Déja, il y eut ce léger incident, un fucking colis suspect qui m'a fait dévier de mon droit chemin. "Qu'à cela ne tienne!" me dis-je en mon for interieur, ce bel allant ne s'effriterait pas au premier obstacle, "non mais ho" ajoutais-je.
je détourne donc le vilain sac Fr*nprix laissé qui se prenait pour un colis piégé, et continuais mon chemin, souriante, gaie, lumineuse, tout moi, donc, le matin à 8h. Bien que pas maquillée, vous n'oterez l'ardeur de ma bonne humeur.
C'est ainsi que je monte dans la maudite rame, assiégée par tous ces voyageurs mécontents et tellement aigris et ternes en comparaison à mon allegresse matinale. Ils n'étaient pas lumineux, eux, ouh, ça non alors.
Et surtout pas le monsieur assis en mon contrebas, puisque n'ayant pas voulu compromettre ce bel et preux état d'esprit, je m'étais faufilée dans l'allée, pour ne pas gâter mon tempérament de libellule virevoltante au milieu de ces chacals mous.
"AHAHAHAHA" je me fais dans ma tête maintenant "bien conne tu fûs".
Le dit-monsieur était aussi terne que verdâtre. Plongée dans mon bouquin, ça n'avait pas plus que ça attiré mon attention.
Jusqu'à ce funeste moment où le dit-monseur, s'est mis à gerber tripes et boyaux à mes pieds.
AHAHAHAHA. Je me la suis bien joué avec ma bonne humeur. Elle s'envola aussi vite que le vomi sorti du tube digestif du monsieur.
Furax j'étais, oui. Et bien nauséeuse aussi, donc.
Je remercie toutefois le monsieur d'avoir bien visé et de ne pas en avoir mis une miette sur mes jolies chaussures roses.
Je sortis donc de la rame, verte comme tout le monde, pour m'aérer sur le quai.

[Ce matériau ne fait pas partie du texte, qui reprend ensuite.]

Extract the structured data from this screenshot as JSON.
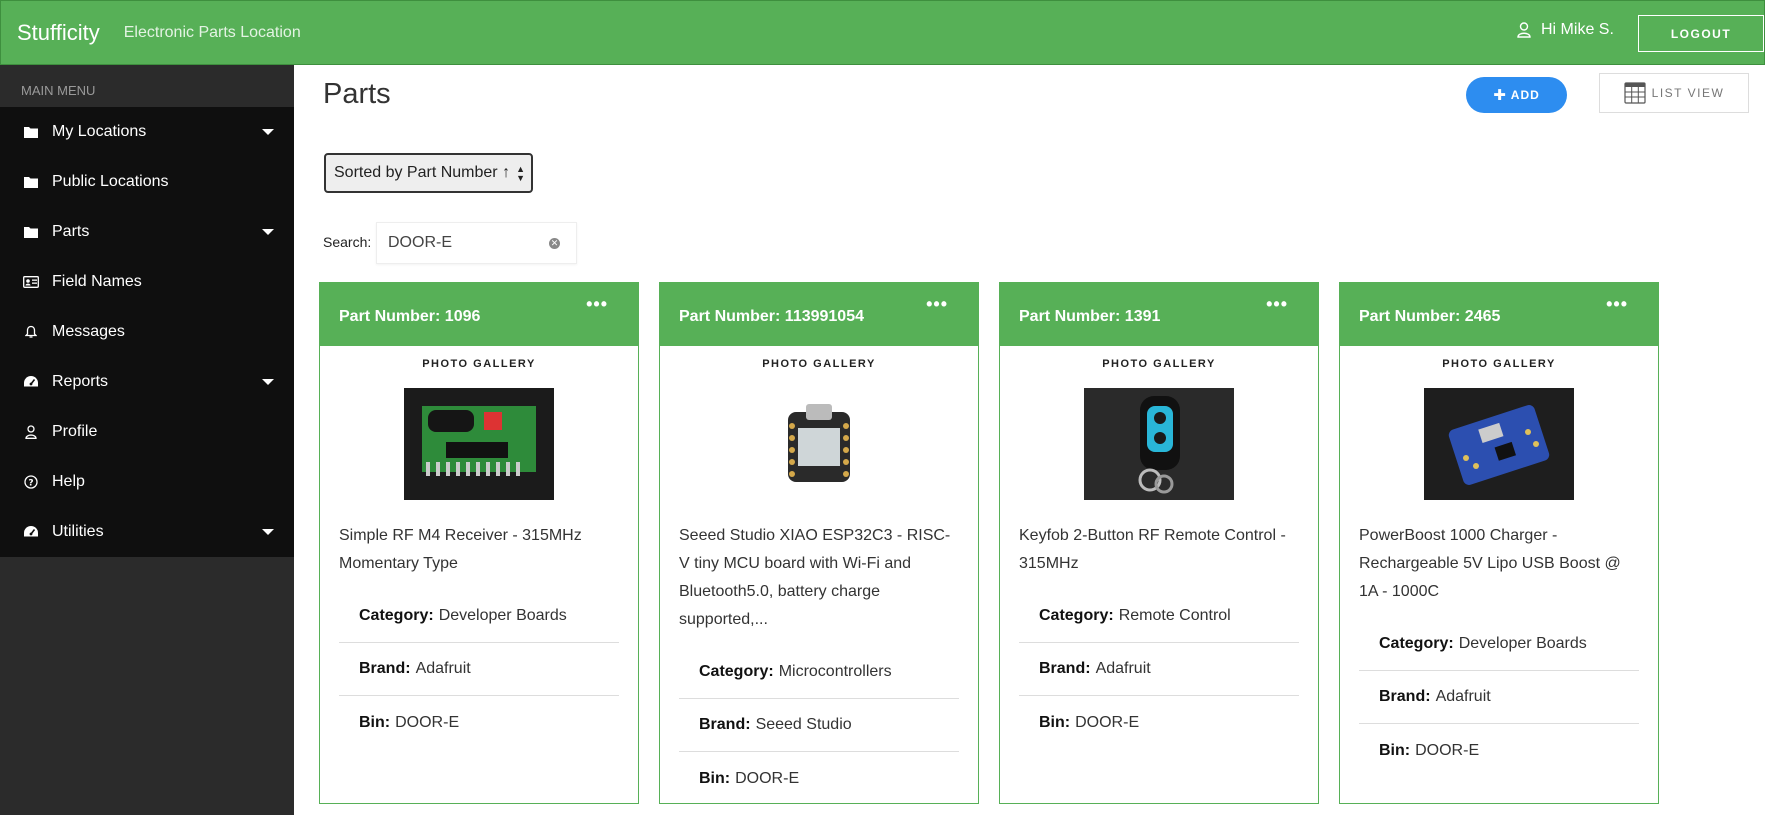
{
  "header": {
    "brand": "Stufficity",
    "subtitle": "Electronic Parts Location",
    "greeting": "Hi Mike S.",
    "logout_label": "LOGOUT"
  },
  "sidebar": {
    "heading": "MAIN MENU",
    "items": [
      {
        "label": "My Locations",
        "icon": "folder-icon",
        "has_submenu": true
      },
      {
        "label": "Public Locations",
        "icon": "folder-icon",
        "has_submenu": false
      },
      {
        "label": "Parts",
        "icon": "folder-icon",
        "has_submenu": true
      },
      {
        "label": "Field Names",
        "icon": "id-card-icon",
        "has_submenu": false
      },
      {
        "label": "Messages",
        "icon": "bell-icon",
        "has_submenu": false
      },
      {
        "label": "Reports",
        "icon": "dashboard-icon",
        "has_submenu": true
      },
      {
        "label": "Profile",
        "icon": "user-icon",
        "has_submenu": false
      },
      {
        "label": "Help",
        "icon": "question-circle-icon",
        "has_submenu": false
      },
      {
        "label": "Utilities",
        "icon": "dashboard-icon",
        "has_submenu": true
      }
    ]
  },
  "main": {
    "title": "Parts",
    "add_label": "ADD",
    "list_view_label": "LIST VIEW",
    "sort": {
      "selected": "Sorted by Part Number ↑"
    },
    "search": {
      "label": "Search:",
      "value": "DOOR-E"
    }
  },
  "cards": [
    {
      "part_number": "Part Number: 1096",
      "gallery_label": "PHOTO GALLERY",
      "description": "Simple RF M4 Receiver - 315MHz Momentary Type",
      "fields": [
        {
          "label": "Category:",
          "value": "Developer Boards"
        },
        {
          "label": "Brand:",
          "value": "Adafruit"
        },
        {
          "label": "Bin:",
          "value": "DOOR-E"
        }
      ]
    },
    {
      "part_number": "Part Number: 113991054",
      "gallery_label": "PHOTO GALLERY",
      "description": "Seeed Studio XIAO ESP32C3 - RISC-V tiny MCU board with Wi-Fi and Bluetooth5.0, battery charge supported,...",
      "fields": [
        {
          "label": "Category:",
          "value": "Microcontrollers"
        },
        {
          "label": "Brand:",
          "value": "Seeed Studio"
        },
        {
          "label": "Bin:",
          "value": "DOOR-E"
        }
      ]
    },
    {
      "part_number": "Part Number: 1391",
      "gallery_label": "PHOTO GALLERY",
      "description": "Keyfob 2-Button RF Remote Control - 315MHz",
      "fields": [
        {
          "label": "Category:",
          "value": "Remote Control"
        },
        {
          "label": "Brand:",
          "value": "Adafruit"
        },
        {
          "label": "Bin:",
          "value": "DOOR-E"
        }
      ]
    },
    {
      "part_number": "Part Number: 2465",
      "gallery_label": "PHOTO GALLERY",
      "description": "PowerBoost 1000 Charger - Rechargeable 5V Lipo USB Boost @ 1A - 1000C",
      "fields": [
        {
          "label": "Category:",
          "value": "Developer Boards"
        },
        {
          "label": "Brand:",
          "value": "Adafruit"
        },
        {
          "label": "Bin:",
          "value": "DOOR-E"
        }
      ]
    }
  ],
  "colors": {
    "header_green": "#57b057",
    "sidebar_dark": "#2b2b2b",
    "menu_black": "#0f0f0f",
    "add_blue": "#2d8df0"
  }
}
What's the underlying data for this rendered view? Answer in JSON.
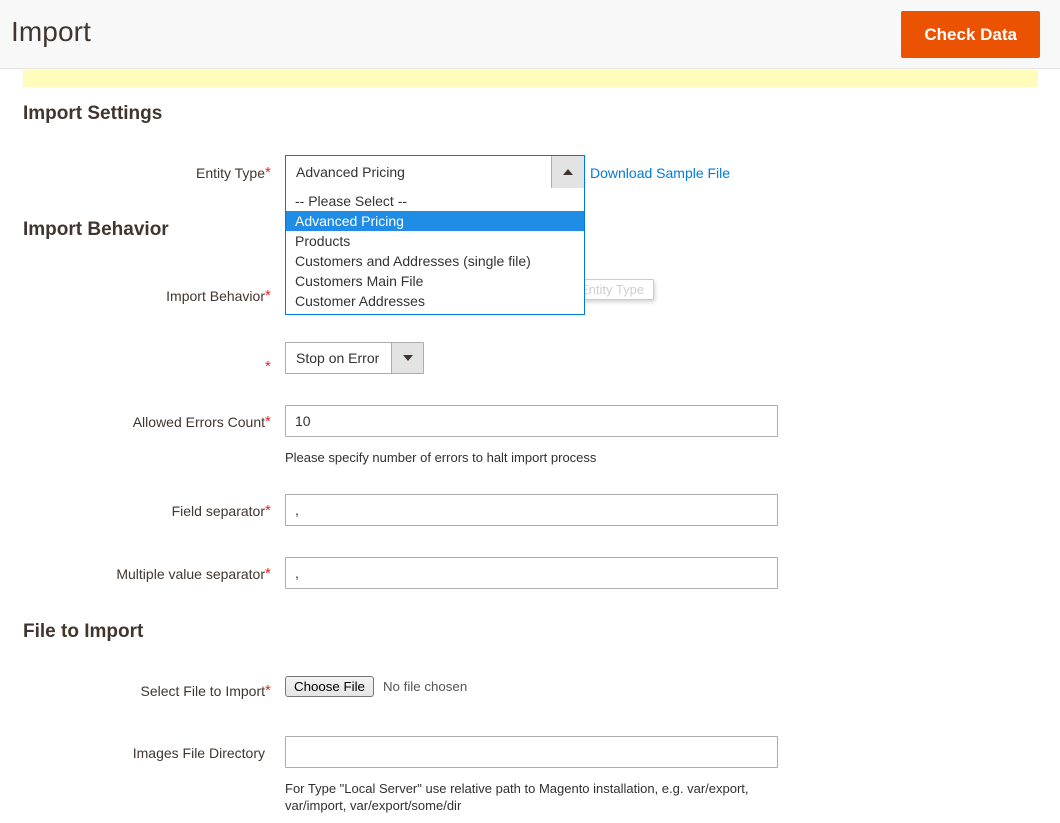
{
  "header": {
    "title": "Import",
    "check_data_label": "Check Data"
  },
  "sections": {
    "import_settings_title": "Import Settings",
    "import_behavior_title": "Import Behavior",
    "file_to_import_title": "File to Import"
  },
  "entity_type": {
    "label": "Entity Type",
    "required_mark": "*",
    "value": "Advanced Pricing",
    "expanded": true,
    "download_sample_link": "Download Sample File",
    "tooltip": "Entity Type",
    "options": [
      {
        "label": "-- Please Select --",
        "selected": false
      },
      {
        "label": "Advanced Pricing",
        "selected": true
      },
      {
        "label": "Products",
        "selected": false
      },
      {
        "label": "Customers and Addresses (single file)",
        "selected": false
      },
      {
        "label": "Customers Main File",
        "selected": false
      },
      {
        "label": "Customer Addresses",
        "selected": false
      }
    ]
  },
  "import_behavior": {
    "label": "Import Behavior",
    "required_mark": "*",
    "second_required_mark": "*",
    "value": "Stop on Error"
  },
  "allowed_errors": {
    "label": "Allowed Errors Count",
    "required_mark": "*",
    "value": "10",
    "note": "Please specify number of errors to halt import process"
  },
  "field_separator": {
    "label": "Field separator",
    "required_mark": "*",
    "value": ","
  },
  "multiple_value_separator": {
    "label": "Multiple value separator",
    "required_mark": "*",
    "value": ","
  },
  "select_file": {
    "label": "Select File to Import",
    "required_mark": "*",
    "choose_file_label": "Choose File",
    "no_file_text": "No file chosen"
  },
  "images_directory": {
    "label": "Images File Directory",
    "value": "",
    "placeholder": "",
    "note": "For Type \"Local Server\" use relative path to Magento installation, e.g. var/export, var/import, var/export/some/dir"
  },
  "colors": {
    "accent_orange": "#eb5202",
    "link_blue": "#007bdb",
    "highlight_blue": "#1f8ce6",
    "notice_yellow": "#fffbbb",
    "required_red": "#e22626"
  }
}
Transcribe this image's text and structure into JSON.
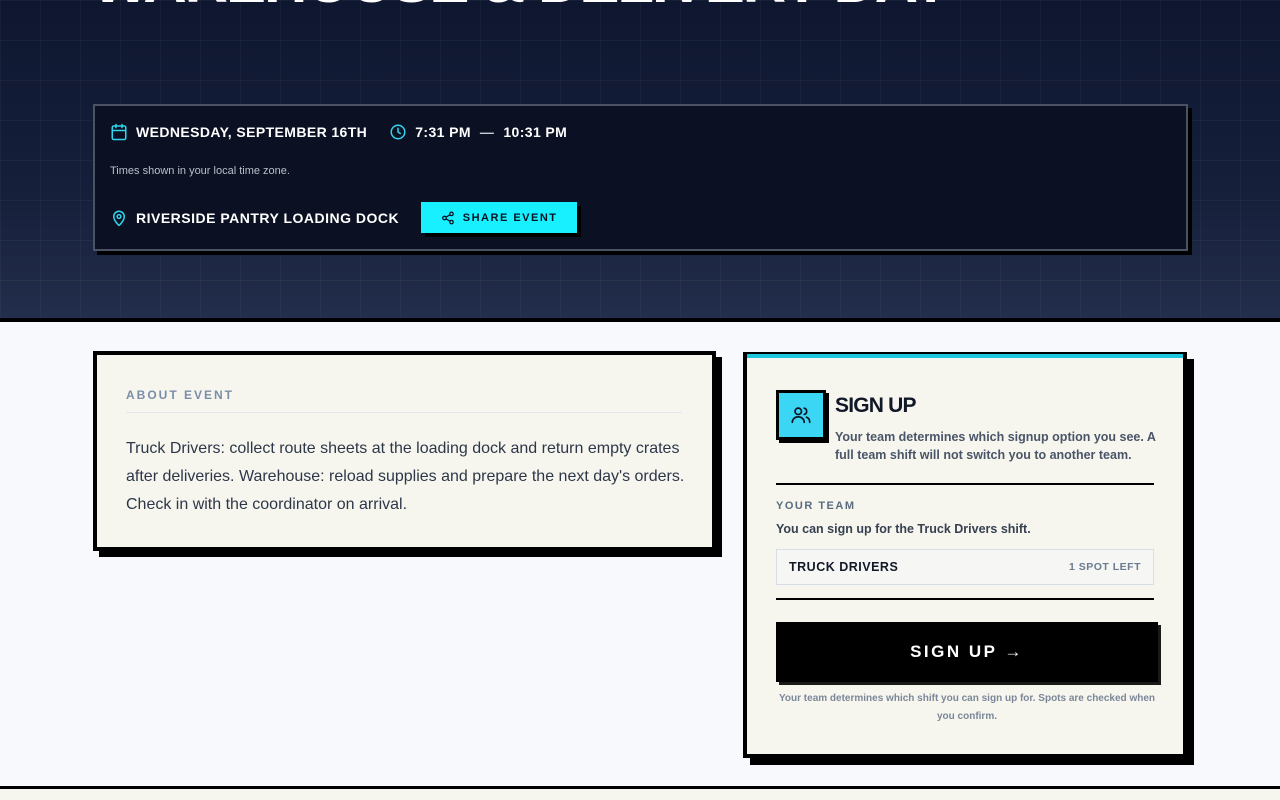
{
  "hero": {
    "title": "Warehouse & Delivery Day",
    "date": "WEDNESDAY, SEPTEMBER 16TH",
    "time_start": "7:31 PM",
    "time_separator": "—",
    "time_end": "10:31 PM",
    "timezone_note": "Times shown in your local time zone.",
    "location": "RIVERSIDE PANTRY LOADING DOCK",
    "share_label": "SHARE EVENT",
    "accent_color": "#19f0ff"
  },
  "about": {
    "heading": "ABOUT EVENT",
    "body": "Truck Drivers: collect route sheets at the loading dock and return empty crates after deliveries. Warehouse: reload supplies and prepare the next day's orders. Check in with the coordinator on arrival."
  },
  "signup": {
    "title": "SIGN UP",
    "description": "Your team determines which signup option you see. A full team shift will not switch you to another team.",
    "team_label": "YOUR TEAM",
    "team_note": "You can sign up for the Truck Drivers shift.",
    "shift_name": "TRUCK DRIVERS",
    "shift_spots": "1 SPOT LEFT",
    "button_label": "SIGN UP →",
    "footnote": "Your team determines which shift you can sign up for. Spots are checked when you confirm.",
    "accent_color": "#1fc7dd"
  },
  "icons": {
    "date": "calendar-icon",
    "time": "clock-icon",
    "location": "map-pin-icon",
    "share": "share-icon",
    "signup": "users-icon"
  }
}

Si vous avez déja essayer de vous aérer sur un quai de metro à 8h10 du matin, vous comprenez mon désarroi et ma souffrance.
Je repris mes esprits et ma couleur naturelle, et remontais dans ce vil transport en commun, en retard, et avec une envie de gerber de tous les diables.
Ô metro, Ô desespoir.
20:19 Ecrit par Perrine dans Pas yes... | Lien permanent | Commentaires (3)





Commentaires
Arrgggghhh... la vie parisienne .... que du bonheur !!
Ecrit par : Corinne | 01.10.2008
Beurk ! Eh bien maintenant, je ne pesterai plus dans mon carosse au milieu des embouteillages...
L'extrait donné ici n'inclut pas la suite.